DAVE: I’d be more weirded out if it was actually. Especially since the word ectobiology would have made me squirt aj out my nose from laughing at whoever would have said it before this stupid game. Glad it’s not just me, though. Wonder how Egbert and Harley are doing with it.
ROSE: I can only imagine it’s not too different. I don’t believe they’d have a problem with readily excepting something so heavy. It’s their personalities. *Sighs and gives up trying to make the papers orderly*
DAVE: They got the same personalities. Same teeth. They look a hell of a lot alike in most ways really. *Grins * I mean, we’re both blonde, but beside that, I don’t think we’re super similar in appearance.
ROSE: In essence, yes. Aside from the hair, I don’t think we’re very similar at all. *Stands and goes to sit at the opposite end of the bed* Correct me if I’m wrong.
DAVE: What the hell would I have to correct you over? I literally just said the same thing. Okay, maybe that’s not what you meant, but physically still speaking, neither of us have any boobs to speak of.
ROSE: *Unamused grunt* Only you would say something like that.
DAVE: There’s only one Strider. Well. I guess several with time loops and shit. But you get the idea.
ROSE: *Hums in response* I would be lying if I said all I could handle is one Strider.
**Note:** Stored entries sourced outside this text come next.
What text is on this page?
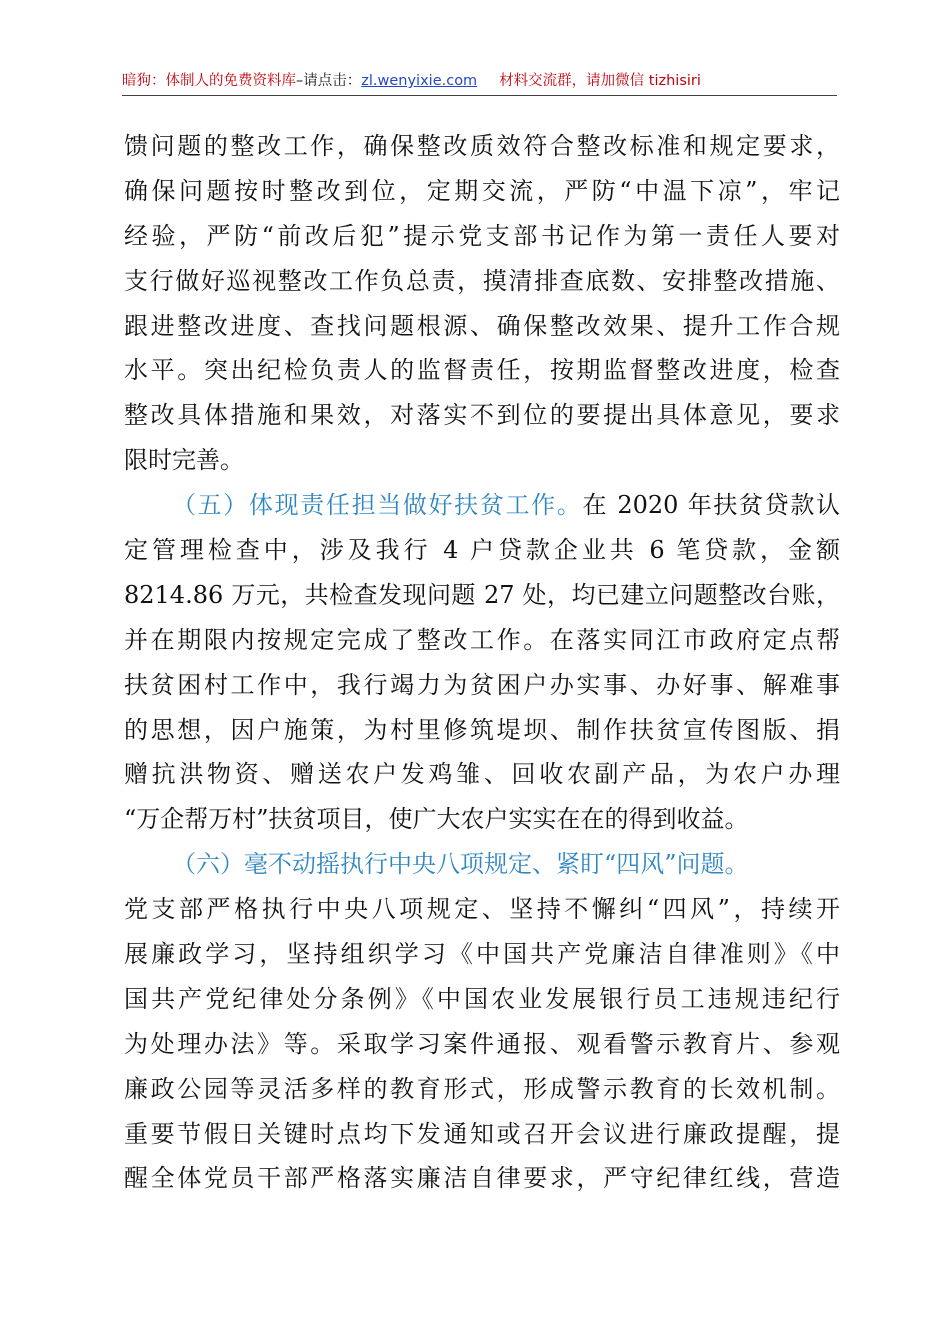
暗狗：体制人的免费资料库–请点击：zl.wenyixie.com 材料交流群，请加微信 tizhisiri
馈问题的整改工作，确保整改质效符合整改标准和规定要求，
确保问题按时整改到位，定期交流，严防“中温下凉”，牢记
经验，严防“前改后犯”提示党支部书记作为第一责任人要对
支行做好巡视整改工作负总责，摸清排查底数、安排整改措施、
跟进整改进度、查找问题根源、确保整改效果、提升工作合规
水平。突出纪检负责人的监督责任，按期监督整改进度，检查
整改具体措施和果效，对落实不到位的要提出具体意见，要求
限时完善。
（五）体现责任担当做好扶贫工作。在 2020 年扶贫贷款认
定管理检查中，涉及我行 4 户贷款企业共 6 笔贷款，金额
8214.86 万元，共检查发现问题 27 处，均已建立问题整改台账，
并在期限内按规定完成了整改工作。在落实同江市政府定点帮
扶贫困村工作中，我行竭力为贫困户办实事、办好事、解难事
的思想，因户施策，为村里修筑堤坝、制作扶贫宣传图版、捐
赠抗洪物资、赠送农户发鸡雏、回收农副产品，为农户办理
“万企帮万村”扶贫项目，使广大农户实实在在的得到收益。
（六）毫不动摇执行中央八项规定、紧盯“四风”问题。
党支部严格执行中央八项规定、坚持不懈纠“四风”，持续开
展廉政学习，坚持组织学习《中国共产党廉洁自律准则》《中
国共产党纪律处分条例》《中国农业发展银行员工违规违纪行
为处理办法》等。采取学习案件通报、观看警示教育片、参观
廉政公园等灵活多样的教育形式，形成警示教育的长效机制。
重要节假日关键时点均下发通知或召开会议进行廉政提醒，提
醒全体党员干部严格落实廉洁自律要求，严守纪律红线，营造
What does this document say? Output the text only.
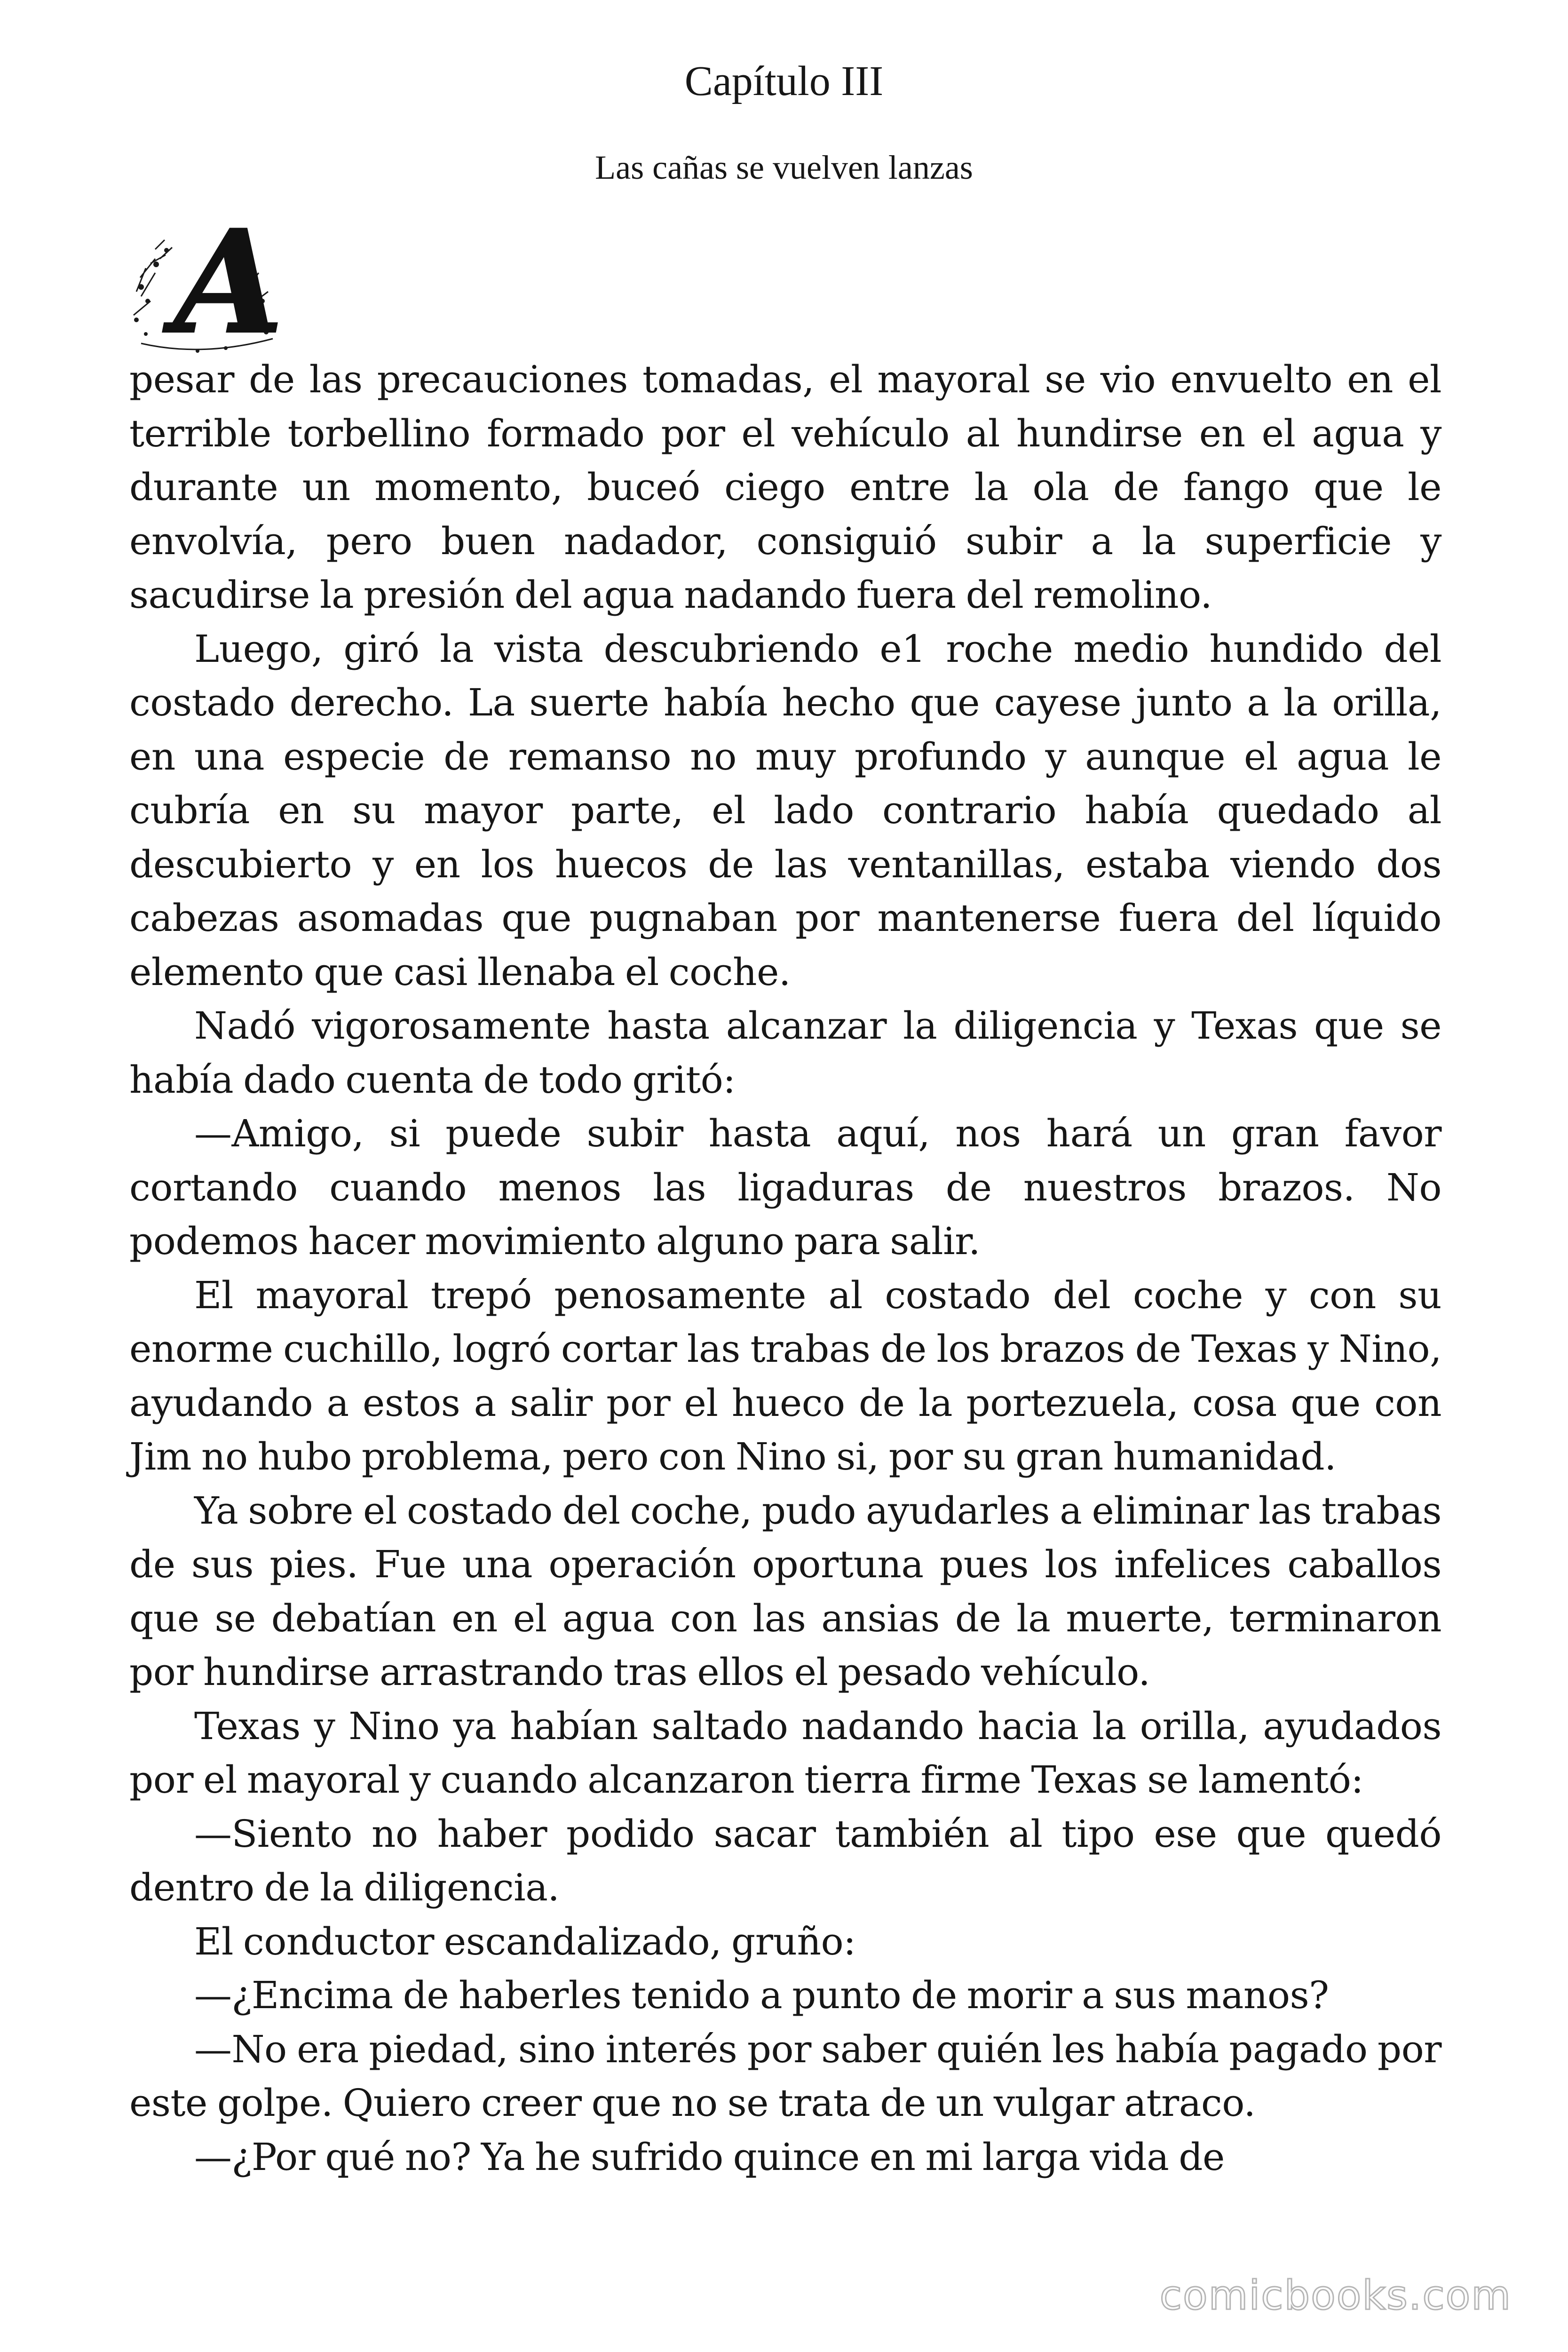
Capítulo III
Las cañas se vuelven lanzas
A

pesar de las precauciones tomadas, el mayoral se vio envuelto en el terrible torbellino formado por el vehículo al hundirse en el agua y durante un momento, buceó ciego entre la ola de fango que le envolvía, pero buen nadador, consiguió subir a la superficie y sacudirse la presión del agua nadando fuera del remolino.

Luego, giró la vista descubriendo e1 roche medio hundido del costado derecho. La suerte había hecho que cayese junto a la orilla, en una especie de remanso no muy profundo y aunque el agua le cubría en su mayor parte, el lado contrario había quedado al descubierto y en los huecos de las ventanillas, estaba viendo dos cabezas asomadas que pugnaban por mantenerse fuera del líquido elemento que casi llenaba el coche.

Nadó vigorosamente hasta alcanzar la diligencia y Texas que se había dado cuenta de todo gritó:

—Amigo, si puede subir hasta aquí, nos hará un gran favor cortando cuando menos las ligaduras de nuestros brazos. No podemos hacer movimiento alguno para salir.

El mayoral trepó penosamente al costado del coche y con su enorme cuchillo, logró cortar las trabas de los brazos de Texas y Nino, ayudando a estos a salir por el hueco de la portezuela, cosa que con Jim no hubo problema, pero con Nino si, por su gran humanidad.

Ya sobre el costado del coche, pudo ayudarles a eliminar las trabas de sus pies. Fue una operación oportuna pues los infelices caballos que se debatían en el agua con las ansias de la muerte, terminaron por hundirse arrastrando tras ellos el pesado vehículo.

Texas y Nino ya habían saltado nadando hacia la orilla, ayudados por el mayoral y cuando alcanzaron tierra firme Texas se lamentó:

—Siento no haber podido sacar también al tipo ese que quedó dentro de la diligencia.

El conductor escandalizado, gruño:

—¿Encima de haberles tenido a punto de morir a sus manos?

—No era piedad, sino interés por saber quién les había pagado por este golpe. Quiero creer que no se trata de un vulgar atraco.

—¿Por qué no? Ya he sufrido quince en mi larga vida de

comicbooks.com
DAVE: …gotta say that I’m with you there.
ROSE: *Smirks and pauses, a bit of shuffling sounding as they try to get comfortable* So, what do you suppose your obnoxiously regular, average siblings are supposed to do? What do you assume the secret is?
DAVE: God hell if I know. *Shrugs, leaning against the wall* Should have watched more shitty sitcoms or something. They would have told us what to do in a normal family.
ROSE: Yes, of course, how could I be as blind. All knowledge comes from television and we’ve missed out on all of our educational opportunities. This is a crisis of crises.
DAVE: *Grinning at her, he scoots close enough to punch her shoulder gently* Damn right, it is. All is lost. Better pack up our bags, shouldn’t even try any more.
ROSE: *Giggle* Actually, this may still yet be salvageable. I think we’re on the general right track.
DAVE: What? With just having us… y’know. Just talk and hang out or whatever?